Il mio principale timore è che tutto questo venga normalizzato. Churchill diceva che la democrazia è il peggior sistema di governo, tranne per tuti gli altri. Nel film Abbie Hoffman dice di avere grande rispetto per le cariche della democrazia ma non per le terribili persone che le soccupano in quel momento. E le persone terribili che abbiamo ora stanno occupando le loro cariche grazie a chi glielo permette. Non si spiega come molti dei nostri rappresentanti possono mostrarsi in pubblico essendo così conniventi. Né ho una risposta a come sia possibile che milioni di americani abbiamo accettato che un presidente possa mentire.
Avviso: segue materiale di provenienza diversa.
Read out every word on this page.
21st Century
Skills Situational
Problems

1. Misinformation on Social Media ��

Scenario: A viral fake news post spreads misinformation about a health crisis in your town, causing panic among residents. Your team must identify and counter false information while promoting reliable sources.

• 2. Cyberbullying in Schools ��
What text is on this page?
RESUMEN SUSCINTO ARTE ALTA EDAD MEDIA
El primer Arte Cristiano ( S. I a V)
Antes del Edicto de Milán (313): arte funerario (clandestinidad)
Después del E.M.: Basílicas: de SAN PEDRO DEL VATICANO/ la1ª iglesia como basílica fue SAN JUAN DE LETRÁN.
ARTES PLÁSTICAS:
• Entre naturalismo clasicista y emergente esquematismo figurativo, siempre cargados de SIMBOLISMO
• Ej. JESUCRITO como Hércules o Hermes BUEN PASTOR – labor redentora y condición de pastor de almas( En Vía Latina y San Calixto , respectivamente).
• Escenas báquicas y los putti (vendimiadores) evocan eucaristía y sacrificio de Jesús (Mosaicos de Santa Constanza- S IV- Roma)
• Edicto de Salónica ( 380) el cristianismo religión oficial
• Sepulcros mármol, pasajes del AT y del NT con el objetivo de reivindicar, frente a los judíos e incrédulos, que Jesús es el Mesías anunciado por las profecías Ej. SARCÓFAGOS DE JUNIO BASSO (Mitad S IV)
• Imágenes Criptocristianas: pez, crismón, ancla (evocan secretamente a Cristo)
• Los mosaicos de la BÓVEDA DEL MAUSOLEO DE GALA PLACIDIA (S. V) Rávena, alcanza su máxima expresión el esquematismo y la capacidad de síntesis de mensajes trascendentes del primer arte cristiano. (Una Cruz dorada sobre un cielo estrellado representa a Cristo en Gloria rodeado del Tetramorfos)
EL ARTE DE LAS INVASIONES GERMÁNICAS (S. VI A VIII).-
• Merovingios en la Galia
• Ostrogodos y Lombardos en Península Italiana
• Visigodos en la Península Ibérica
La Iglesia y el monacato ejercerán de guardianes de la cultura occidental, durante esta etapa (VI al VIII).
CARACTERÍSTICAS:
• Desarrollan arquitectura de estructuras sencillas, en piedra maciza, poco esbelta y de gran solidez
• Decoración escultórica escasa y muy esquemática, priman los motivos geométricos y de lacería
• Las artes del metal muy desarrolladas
Ma i nostri tempi più bui sono sempre stati seguiti dalle nostre ore migliori. Ci sono le elezioni dietro l’angolo e se posso usare un espressione da Molly’s Game, punto tutto sulla capacità del popolo americano di aggiustare le cose.
Lo dà per scontato? Le elezioni sembrerebbero a rischio.
Ci sono avvocati che se ne stanno occupando in ogni stato. A causa del Covid si stima che possano venire spedite per posta il 65%-70% delle schede per Biden, mentre la maggior parte dei voti per Trump saranno in persona. Lo scenario plausibile vedrà Trump in testa nelle prime ore dello scrutinio la notte delle elezioni e per un paio d’ore potrà sembrare che sia un plebiscito per lui. Ma solo perché i voti per posta non saranno ancora stati contati. E Trump ha dichiarato che potrebbe non accettare un esito che non lo favorisca. Per tradizione democratica – non la legge, ma la tradizione – è il riconoscimento dello sconfitto che legittima il vincitore, avviene sempre così e per questo non abbiamo carri armati in strada. Ora, non credo che nessuno si aspetti che Trump chiami Biden per complimentarsi e assicurargli l’assistenza nella transizione. Ma quello che si prospetta è addirittura che dichiari vittoria la sera stessa delle elezioni e che cerchi di invalidare le schede che sono destinate a giungere a destinazione nei giorni successivi, denunciando brogli inesistenti. Da mesi ormai sta preparando il terreno per questa strategia ed è quindi ormai probabile che assisteremo ad un livello di caos a cui questo paese non è abituato.
Proteste?
Senza dubbio, specie dato che una parte è convinta che esista una «congiura anarchica» per «bruciare i sobborghi» e altre cose del genere. Quindi dobbiamo solo pregare che siano proteste pacifiche. Ma ci saranno contestazioni al cui confronto Chicago nel 68 sembrerà un pic nic.